The pay commission has proposed a substantial salary revision for civil servants and other public servants. The recommendation of a minimum 55 percent and up to 74 percent for those at the lowest rung, stands as one of the most generous proposals to date.

 Amidst the prevailing sentiments and the mood among the public servants, a good pay raise is timely. The purpose of the pay raise, however, is not to make the lives of public servants comfortable. It is, like the pay commission said, to ensure that public servants can maintain a reasonable standard of living with their salaries, and motivate and retain talented people in the public service. 

The final revision will depend on the parliament who will deliberate upon the proposal and approve it to come into effect from next month. Today, the attrition rate of public servants is alarmingly high. Will the revision be the catalyst that encourages those contemplating other opportunities to reconsider and change their minds?
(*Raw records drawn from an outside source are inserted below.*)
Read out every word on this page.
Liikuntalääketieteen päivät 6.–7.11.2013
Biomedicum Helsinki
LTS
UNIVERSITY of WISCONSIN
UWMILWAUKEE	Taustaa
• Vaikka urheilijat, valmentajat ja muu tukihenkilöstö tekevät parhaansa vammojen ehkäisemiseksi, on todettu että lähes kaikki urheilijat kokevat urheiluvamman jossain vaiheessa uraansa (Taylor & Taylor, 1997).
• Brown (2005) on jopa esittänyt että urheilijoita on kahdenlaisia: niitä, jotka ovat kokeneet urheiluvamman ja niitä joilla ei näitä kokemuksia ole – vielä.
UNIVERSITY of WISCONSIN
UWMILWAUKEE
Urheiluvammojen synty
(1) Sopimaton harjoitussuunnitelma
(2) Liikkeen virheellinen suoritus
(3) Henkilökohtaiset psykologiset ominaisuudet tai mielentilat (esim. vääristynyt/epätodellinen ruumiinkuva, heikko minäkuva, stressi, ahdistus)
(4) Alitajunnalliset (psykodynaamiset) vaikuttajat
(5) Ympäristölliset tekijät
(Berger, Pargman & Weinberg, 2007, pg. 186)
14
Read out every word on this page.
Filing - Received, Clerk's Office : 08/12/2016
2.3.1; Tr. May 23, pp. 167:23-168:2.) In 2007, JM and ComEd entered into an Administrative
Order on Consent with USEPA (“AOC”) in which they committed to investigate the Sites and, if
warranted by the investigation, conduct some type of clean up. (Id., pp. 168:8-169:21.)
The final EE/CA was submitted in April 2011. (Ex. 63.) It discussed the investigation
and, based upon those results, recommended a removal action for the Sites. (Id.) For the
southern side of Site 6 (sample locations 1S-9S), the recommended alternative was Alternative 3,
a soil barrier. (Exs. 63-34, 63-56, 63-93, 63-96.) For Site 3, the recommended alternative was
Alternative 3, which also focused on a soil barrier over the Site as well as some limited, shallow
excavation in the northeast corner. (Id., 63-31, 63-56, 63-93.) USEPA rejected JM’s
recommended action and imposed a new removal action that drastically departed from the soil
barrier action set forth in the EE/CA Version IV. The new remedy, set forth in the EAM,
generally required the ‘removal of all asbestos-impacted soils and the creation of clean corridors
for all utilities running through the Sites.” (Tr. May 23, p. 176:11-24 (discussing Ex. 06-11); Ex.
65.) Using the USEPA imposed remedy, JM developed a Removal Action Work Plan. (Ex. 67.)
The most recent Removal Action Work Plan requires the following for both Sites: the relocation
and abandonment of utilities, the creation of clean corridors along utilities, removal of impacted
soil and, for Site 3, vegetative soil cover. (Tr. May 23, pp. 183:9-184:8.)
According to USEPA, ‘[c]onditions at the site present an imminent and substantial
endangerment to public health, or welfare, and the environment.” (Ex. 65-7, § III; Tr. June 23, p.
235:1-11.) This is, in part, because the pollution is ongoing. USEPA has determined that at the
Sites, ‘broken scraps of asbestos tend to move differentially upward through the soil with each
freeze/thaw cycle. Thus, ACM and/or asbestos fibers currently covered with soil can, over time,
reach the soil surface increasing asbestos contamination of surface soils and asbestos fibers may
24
Only time will tell.

The pay commission has undertaken an exhaustive evaluation to arrive at these recommendations. The parliament’s committee that has a week to study the proposal will not make many changes. 

The proposal has taken into account the critical sectors and proposed allowances to retain professionals. A significant change is doing away with the tenure or seniority-based allowance for teachers and increasing the allowance of health professionals. The competency-based initiative does not deprive teachers of earning more. 

Judging by the prevailing sentiments, public servants are elated.  Even before the parliament endorsed the revision, many are calculating their revised earnings. However, as many are pointing out, a salary revision is the beginning and not the end of the issue. 

The first concern, unfortunately, is not the performance of the public servants, but the impact on the cost of goods and housing. The common comment on the revision, cheeky it may be, is not telling landlords and building owners of the revision. The apprehensions stem from the potential escalation of house rents and the overall cost of goods and services.

The concerns are genuine since the revision does not encompass all sectors. What provisions are there for the private sector, as well as those in the public corporations and state-owned enterprises? While the latter group anticipates a matching raise, the private sector is apprehensive. And what about the farmers and those unemployed, who may bear the brunt of rising prices? Should there be one?  

The concerns are genuine because past revisions exactly did that. Parallel policies to encourage private sector growth is the need. The private sector too needs professionals to grow. More than professionals, they need a conducive business environment. This they can find in streamlined bureaucracy, affordable loans, technical support and the assurance that they can grow with the right policy decisions.  

Meanwhile, the proposal, if passed without any changes, would cost the government Nu 6 billion. It is a lot of money when the economy is not doing well. It is going to contribute to the fiscal deficit that is worked out at 7 percent of the GDP. 

The challenge starts after the revision takes effect. The call is on efforts to enhance resources mobilisation, rationalising expenses and cutting costs. What and where are the avenues to increase revenue to fund the revision after the one-off fund from DHI ends?